When you tilt your head sideways enough to understand what’s going on there, an interesting thought emerges: we don’t tax people to raise revenue, we tax them to reduce inflation. Recall, we don’t need to tax people to raise revenue because “transferring” money is a nonsense notion. To increase the government’s cash account, we can just credit it with more money in the computer. So since we don’t need to tax people to increase the government’s cash pile, the only reason we do it is to cut inflation. That is its only function here. Importantly, when inflation is not a threat, the government will not need to debit the accounts of others (i.e. “tax” them). It can just credit its own account, without making any offsetting debit of any account elsewhere, and spend it.
So “raising revenue” is a nonsense notion under this way of thinking about money. The government does not need to reduce anyone’s pile of money to increase its own pile of money. It may want to reduce other people’s pile of money to ensure that increasing its own pile of money (and spending it) does not cause inflation. But that reduction of other people’s pile of money (i.e. taxation) is not about raising revenue then: it is about fighting inflation.
To repeat: I have not read any of the major texts on this (not even sure yet what they are). But this is how my mind has made sense of what I have read so far. All of this seems correct to me as a way of describing what’s going on. It is not how our minds usually categorize the process of taxing and spending, but it is not an invalid or incorrect way to do so, as far as I can tell.

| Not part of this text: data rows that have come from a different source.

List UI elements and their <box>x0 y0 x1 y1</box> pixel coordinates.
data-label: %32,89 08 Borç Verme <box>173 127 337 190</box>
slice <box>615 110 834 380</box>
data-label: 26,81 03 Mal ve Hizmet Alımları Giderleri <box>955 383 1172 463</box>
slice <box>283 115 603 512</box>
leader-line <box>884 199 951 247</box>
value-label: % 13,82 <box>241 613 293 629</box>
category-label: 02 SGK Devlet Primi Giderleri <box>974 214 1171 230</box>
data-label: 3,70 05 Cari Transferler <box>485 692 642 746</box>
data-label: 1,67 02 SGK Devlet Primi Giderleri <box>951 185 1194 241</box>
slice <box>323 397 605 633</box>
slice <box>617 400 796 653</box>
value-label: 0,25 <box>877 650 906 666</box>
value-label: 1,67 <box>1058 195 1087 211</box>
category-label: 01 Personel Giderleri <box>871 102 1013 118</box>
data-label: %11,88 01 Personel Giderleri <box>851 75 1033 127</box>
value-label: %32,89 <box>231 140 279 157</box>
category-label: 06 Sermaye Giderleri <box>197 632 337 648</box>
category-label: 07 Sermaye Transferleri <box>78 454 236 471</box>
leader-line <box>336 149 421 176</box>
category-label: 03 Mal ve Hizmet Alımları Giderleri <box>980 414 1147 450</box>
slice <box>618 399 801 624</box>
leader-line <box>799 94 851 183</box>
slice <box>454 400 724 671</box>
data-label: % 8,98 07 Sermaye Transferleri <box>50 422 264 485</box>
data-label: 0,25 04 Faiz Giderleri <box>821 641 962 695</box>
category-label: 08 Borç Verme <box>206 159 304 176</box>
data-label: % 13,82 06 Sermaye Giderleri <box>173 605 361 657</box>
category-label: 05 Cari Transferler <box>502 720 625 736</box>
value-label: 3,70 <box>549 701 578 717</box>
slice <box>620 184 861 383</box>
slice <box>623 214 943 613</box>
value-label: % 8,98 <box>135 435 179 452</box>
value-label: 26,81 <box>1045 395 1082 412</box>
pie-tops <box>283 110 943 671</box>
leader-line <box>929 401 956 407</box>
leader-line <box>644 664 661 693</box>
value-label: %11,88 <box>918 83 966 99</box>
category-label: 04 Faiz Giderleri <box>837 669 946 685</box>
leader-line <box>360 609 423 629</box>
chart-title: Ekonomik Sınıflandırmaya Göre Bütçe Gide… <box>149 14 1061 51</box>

I am less clear, at this point, what re-categorizing things like this does for us policy-wise though. At the present moment, it would tell us to expand the monetary base and spend it on things (since there are idle resources). But people already say to do that: see helicopter drops. How is this different from a helicopter drop except insofar as it only drops the money into the government’s bank account? Also, is this stuff supposed to lead us to conclude that fiscal policy is the best way to manage inflation (by ticking up and down taxes) as opposed to forcing fiscal policy to always keep symmetric accounting (increasing its accounts only by decreasing other accounts elsewhere) and letting the Federal Reserve manage inflation through interest rate policy? By itself, I don’t see it leading to that conclusion.
Anyways, those are my thoughts. Interested to hear feedback.